Deloitte’s survey and paper found that 82 per cent of stand-alone restaurants make most of their money in foreign currency and take the lion’s share of bookings between November and March. Collectively, the sample employed 753 people—more than many boutique hotels—and imported roughly $3 million in dutiable meat and drink annually. Those figures sit in a different economic climate now: long-stay arrivals jumped nearly 18 per cent in 2023 as travel roared back, while real GDP grew 4.4 per cent on tourism’s shoulders. Unemployment, having “officially” fallen to 7.1 per cent in late 2022, is still flirting with pre-crisis lows. Though we know my contentions with unemployment figures, the date still implies that retained restaurant job therefore matters.

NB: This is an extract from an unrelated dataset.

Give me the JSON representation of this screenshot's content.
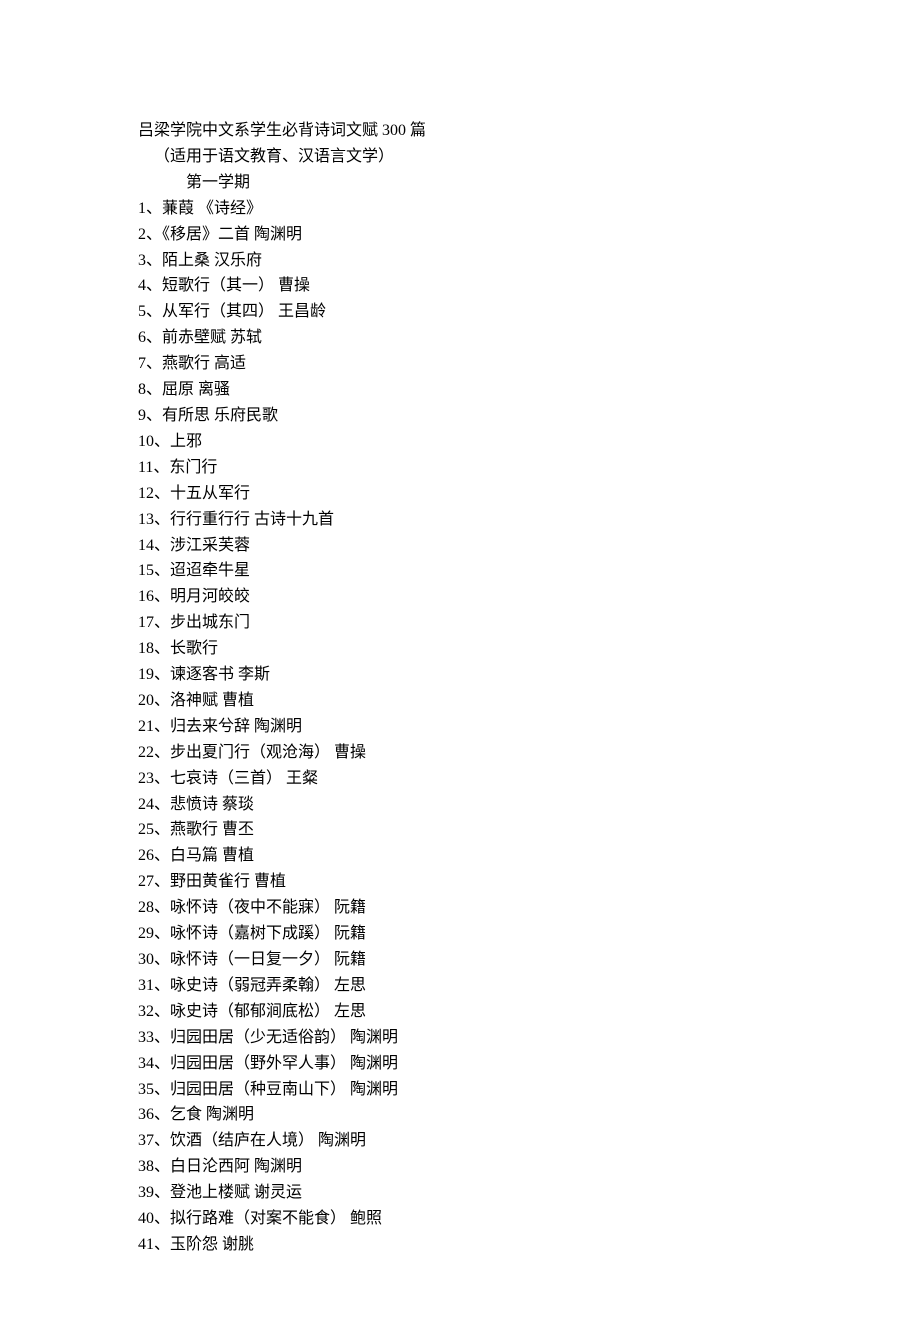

Tourists will use any restaurant in the community that is up to their tastes and standards.

So what exactly do the concessions buy us? First, price credibility. Visitors comparison-shop dinner tabs just as ruthlessly as airfares, and when a hotel restaurant’s grilled salmon is subsidised while its beach-road equivalent is not, the “value-for-money” narrative cracks. Level tax treatment allows menu prices to converge, nudging spend upwards rather than driving diners towards the all-inclusive buffet. And there are truthfully a handful of foreign interests that benefit unfairly from this premise. Second, domestic linkages deepen. The BHTA’s new data-sharing pact with the Barbados Agricultural Society aims to align chefs’ orders with farmers’ planting calendars—an initiative born out of this past year’s egg shortage. Duty savings free cash to pay the premium for local produce, tightening that loop.

Third comes the fiscal arithmetic and this is often misstated. Yes, customs revenue dips when duties are waived, but the Central Bank credits buoyant transaction-based taxes—principally Value Added Tax (VAT)—for cushioning the Treasury in 2023. Cheaper inputs lift turnover; higher turnover lifts VAT, tips, income-tax withholding. Meanwhile, healthy reserves of 31.6 weeks’ import cover underline that foreign-exchange leakages are not an immediate concern, and the first-quarter 2025 update shows cover edging above 32 weeks. In other words, the macro buffers can cope even though a significant portion of those were not earned but borrowed. The country can still access them in case of emergency.

Still, guardrails matter. The TDA already lets the minister suspend or revoke a permit if concessions are misused. Officials would be wise to publish an annual register of beneficiary eateries and the share of revenue they earn in foreign currency; sunlight keeps honest operators honest. You may recall that, currently, a survey is meant to be completed by beneficiaries of concessions, so the platform for publishing this information should not be difficult, logically. Technically, it may be. There is also a philosophical wrinkle: Barbados slaps high duties on imported meat precisely to encourage local substitutes. A sensible schedule of relief—perhaps zero-rating wines and spirits but only discounting certain premium cuts—could preserve that farm-to-table signal.

All told, extending breaks to qualifying stand-alone restaurants looks like low-hanging policy fruit. It tackles a documented inequity, shores up year-round employment, and sprinkles fresh capital into an already resurgent sector without blowing a hole in the Budget. If diligence wins out over inertia—and if restaurateurs plough their savings back into décor, training and local ingredients—then the next visitor who snaps a plate of flying fish on a wooden deck will be advertising not just our beaches but our policymaking, too. Hopefully, this works wonders for employment and entrepreneurial opportunities down the line. Perhaps, in a season or two, we will shrug and say: of course the concessions were widened; the wonder is that it took us this long.